On Stranger Tides: Hawaii fans catch some swashbuckling action off Kamehameha Highway
On Stranger Tides: Hawaii fans catch some swashbuckling action off Kamehameha Highway

KANEOHE—Drivers on Kamehameha Highway, in Kaneohe, pulled over to take in the sight of something unusual at Heeia Kea Pier. The ominous Black Pearl, of Disney’s Pirates Of The Caribbean movies, was docked at the pier yesterday.

Locals and tourists alike gasped and gazed at the swashbuckling action of crew members practicing sword fighting for scenes in the fourth installment of the film series, which has grossed over $2.7 billion worldwide.

Jordan Tamai of Ewa and Kyrie Puaoi of Kahaluu were part of the onlookers who drove out to Kaneohe in hopes of catching a glimpse of series headliner Johnny Depp. The actor, however, was not to be found.

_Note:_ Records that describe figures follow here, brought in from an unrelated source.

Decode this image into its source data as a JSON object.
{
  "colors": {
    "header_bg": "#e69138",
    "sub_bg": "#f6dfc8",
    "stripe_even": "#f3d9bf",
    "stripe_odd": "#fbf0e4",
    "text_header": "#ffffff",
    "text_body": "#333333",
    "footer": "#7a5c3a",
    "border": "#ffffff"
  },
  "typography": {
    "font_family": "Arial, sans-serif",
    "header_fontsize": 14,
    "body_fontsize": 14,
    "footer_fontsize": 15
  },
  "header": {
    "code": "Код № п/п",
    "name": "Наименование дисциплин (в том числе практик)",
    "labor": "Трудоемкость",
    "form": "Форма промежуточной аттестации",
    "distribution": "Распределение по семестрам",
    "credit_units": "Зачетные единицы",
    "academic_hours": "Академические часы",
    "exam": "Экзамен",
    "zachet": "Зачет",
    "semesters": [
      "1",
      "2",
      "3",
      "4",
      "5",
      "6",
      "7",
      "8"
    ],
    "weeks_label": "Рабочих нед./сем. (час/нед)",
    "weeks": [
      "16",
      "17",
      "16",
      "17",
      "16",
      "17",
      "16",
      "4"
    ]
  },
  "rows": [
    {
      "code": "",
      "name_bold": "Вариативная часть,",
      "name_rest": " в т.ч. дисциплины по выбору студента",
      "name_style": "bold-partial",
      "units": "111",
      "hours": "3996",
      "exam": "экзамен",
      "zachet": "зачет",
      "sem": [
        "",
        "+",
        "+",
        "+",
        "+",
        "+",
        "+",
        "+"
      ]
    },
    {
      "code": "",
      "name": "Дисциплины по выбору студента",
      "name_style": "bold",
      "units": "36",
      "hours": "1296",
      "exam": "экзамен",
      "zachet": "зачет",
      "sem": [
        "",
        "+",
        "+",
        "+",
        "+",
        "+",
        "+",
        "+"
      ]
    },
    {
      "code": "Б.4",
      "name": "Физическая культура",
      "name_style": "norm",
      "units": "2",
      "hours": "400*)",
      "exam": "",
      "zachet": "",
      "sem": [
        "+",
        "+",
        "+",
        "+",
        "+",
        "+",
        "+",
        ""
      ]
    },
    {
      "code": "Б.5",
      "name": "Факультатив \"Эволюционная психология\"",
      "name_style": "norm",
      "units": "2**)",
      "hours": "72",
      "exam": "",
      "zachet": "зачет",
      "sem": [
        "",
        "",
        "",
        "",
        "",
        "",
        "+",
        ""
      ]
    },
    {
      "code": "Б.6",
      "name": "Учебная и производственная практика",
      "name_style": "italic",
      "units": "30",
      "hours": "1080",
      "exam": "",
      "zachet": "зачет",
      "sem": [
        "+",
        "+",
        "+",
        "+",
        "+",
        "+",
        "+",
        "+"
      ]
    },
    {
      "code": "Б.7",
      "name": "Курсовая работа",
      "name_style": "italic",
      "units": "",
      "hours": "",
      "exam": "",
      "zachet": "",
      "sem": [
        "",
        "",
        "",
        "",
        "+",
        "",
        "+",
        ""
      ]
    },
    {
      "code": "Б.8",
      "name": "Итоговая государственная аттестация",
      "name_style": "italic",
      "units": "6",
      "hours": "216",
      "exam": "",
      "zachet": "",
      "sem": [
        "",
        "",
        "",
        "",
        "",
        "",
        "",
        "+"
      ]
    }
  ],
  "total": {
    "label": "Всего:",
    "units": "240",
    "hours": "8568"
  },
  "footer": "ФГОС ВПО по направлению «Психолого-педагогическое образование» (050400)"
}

Depp will return to his role as the bumbling Captain Jack Sparrow in Pirates of the Caribbean: On Stranger Tides, which began shooting this summer on Oahu and Kauai and be released in 2011. The film is produced by Jerry Bruckheimer and directed by Rob Marshall.

Previous leads Orlando Bloom and Keira Knightley won’t be joining Depp this time around to reprise their roles as the love struck Will Turner and Elizabeth Swann. The actors said they thought the Will/Elizabeth storyline went as far as it could.

Depp will instead be joined by a host of big names who are new to the series, including Penelope Cruz as Angelica, a mysterious woman from Captain Sparrow’s past, and English Actor Ian McShane as the legendary pirate Blackbeard.

“We’ve always sought out the most extraordinary and exotic locations ... Hawaii provides an amazing range of both land and seascapes, and we’re delighted to return for On Stranger Tides,” Bruckheimer said in a statement.

Small portions of the third installment in the series Pirates of the Caribbean: At World’s End, were shot on Maui and Molokai.

Gov. Linda Lingle estimated the production will generate $85 million in spending in Hawaii, which is reeling from the steep drop-off in tourism stemming from the global economic crisis.